The Chicago firm makes majority investments in businesses that generate $2 million to $10 million in Ebitda. Portfolio companies specialize in providing tech-enabled business services that use, or are moving toward using, the Software-as-a-Service (SaaS) model for distributing applications. ParkerGale has already invested in two tech-enabled business service providers, Aircraft Technical Publishers, which made an add-on acquisition of CaseBank Technologies in December; and waste monitor OnePlus Systems, which made an add-on deal of SmartBin in March.
“Private equity people love the visibility and the recurring nature of revenue in the SaaS model,” says ParkerGale co-founder Kristina Heinze, who was named one of Mergers & Acquisitions’ Most Influential Women in Mid-Market M&A. “Small funds outperform larger funds, and specialists outperform generalists,” says Heinze, making the case for the young firm.
And while the firm is new, the team has worked together for more than a decade, she points out. ParkerGale was formed in 2014 by the former technology investment team from Chicago Growth Partners, including Heinze and partners Dave Chandler, Devin Mathews, Jim Milbery, Ryan Milligan, chief financial officer Corey Dossett and office manager Sharon Janowski. Private equity industry veteran Tim Murray serves as the fund’s senior adviser. BearTooth Advisors acted as strategic fundraising adviser, and Kirkland & Ellis acted as fund counsel.

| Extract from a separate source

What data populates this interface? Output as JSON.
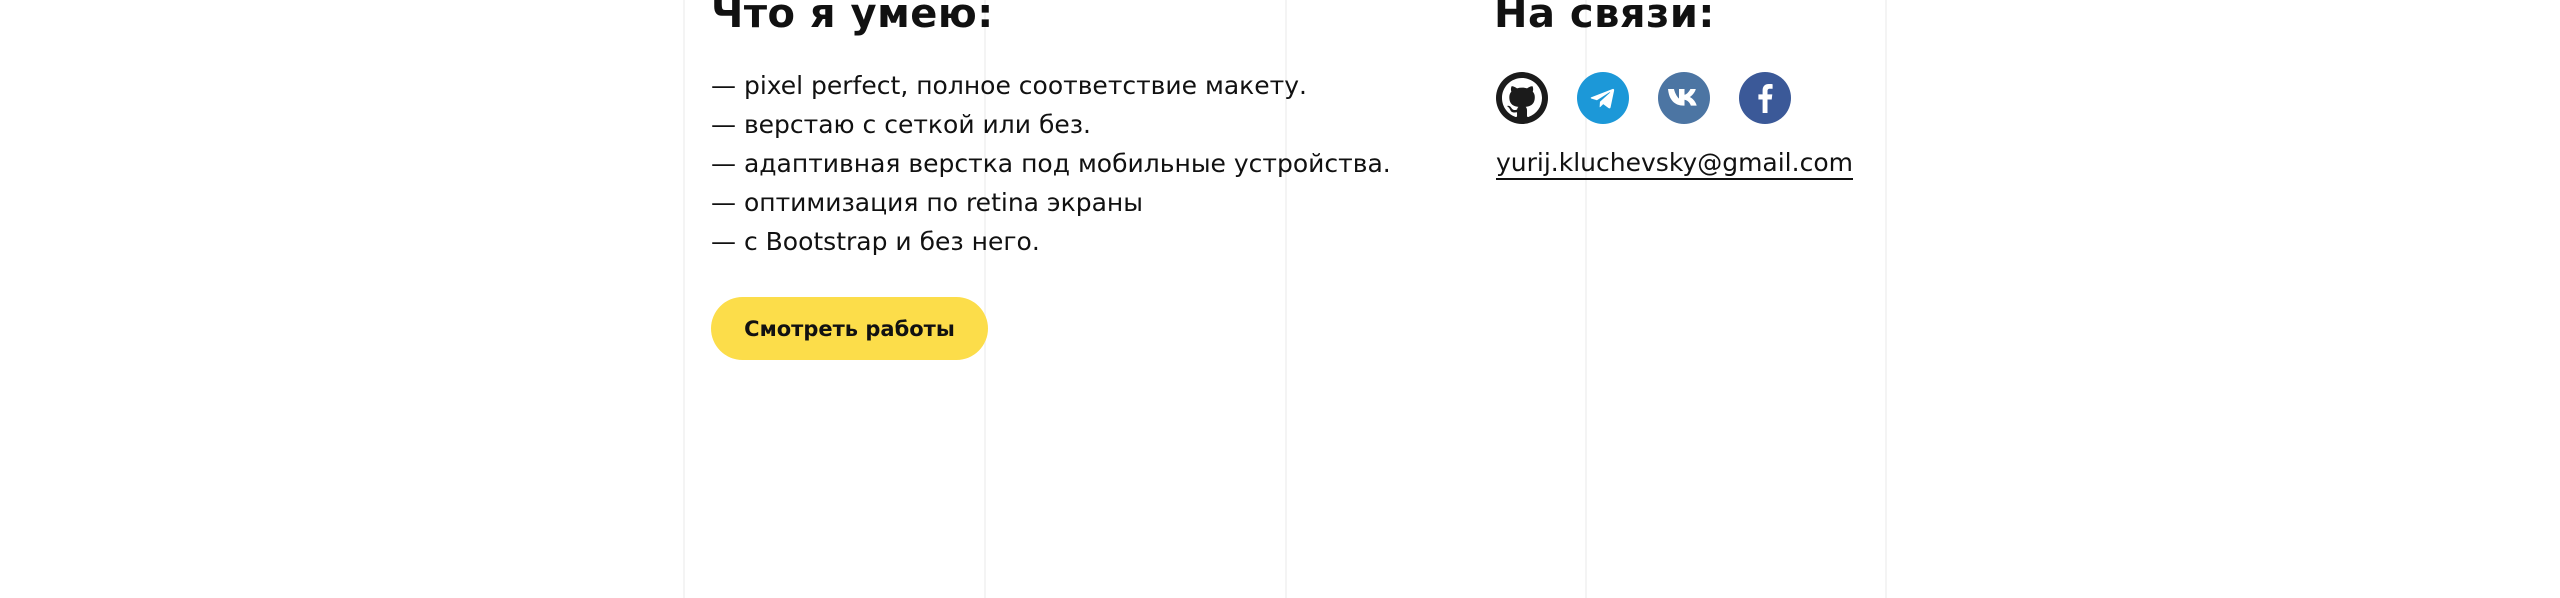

As the private equity industry matures, new players, including family offices, independent sponsors and spin-offs from established firms are entering the asset class.
More M&A Ahead
More tech funds are on the horizon. Vista Equity Partners, which has become an important buyer of middle-market tech companies from other PE firms, is currently raising its sixth fund with a hard cap of $10 billion, which would make it one of the largest technology-focused funds ever raised. Led by CEO Robert Smith, Vista bought Solera Holdings Inc., which provides software for the automobile claims-processing industry, in a take-private deal valued at $6.5 billion. Vista’s portfolio includes business software provider Tibco Software Inc. and cybersecurity company Forcepoint LLC.
Tech M&A is expected to soar over the next year, according to Mergers & Acquisitions’ Mid-Market Pulse (MMP). Activity will be fueled by companies in a wide array of industries that are seeking to improve efficiency in business processes and increase protection against cyberattacks.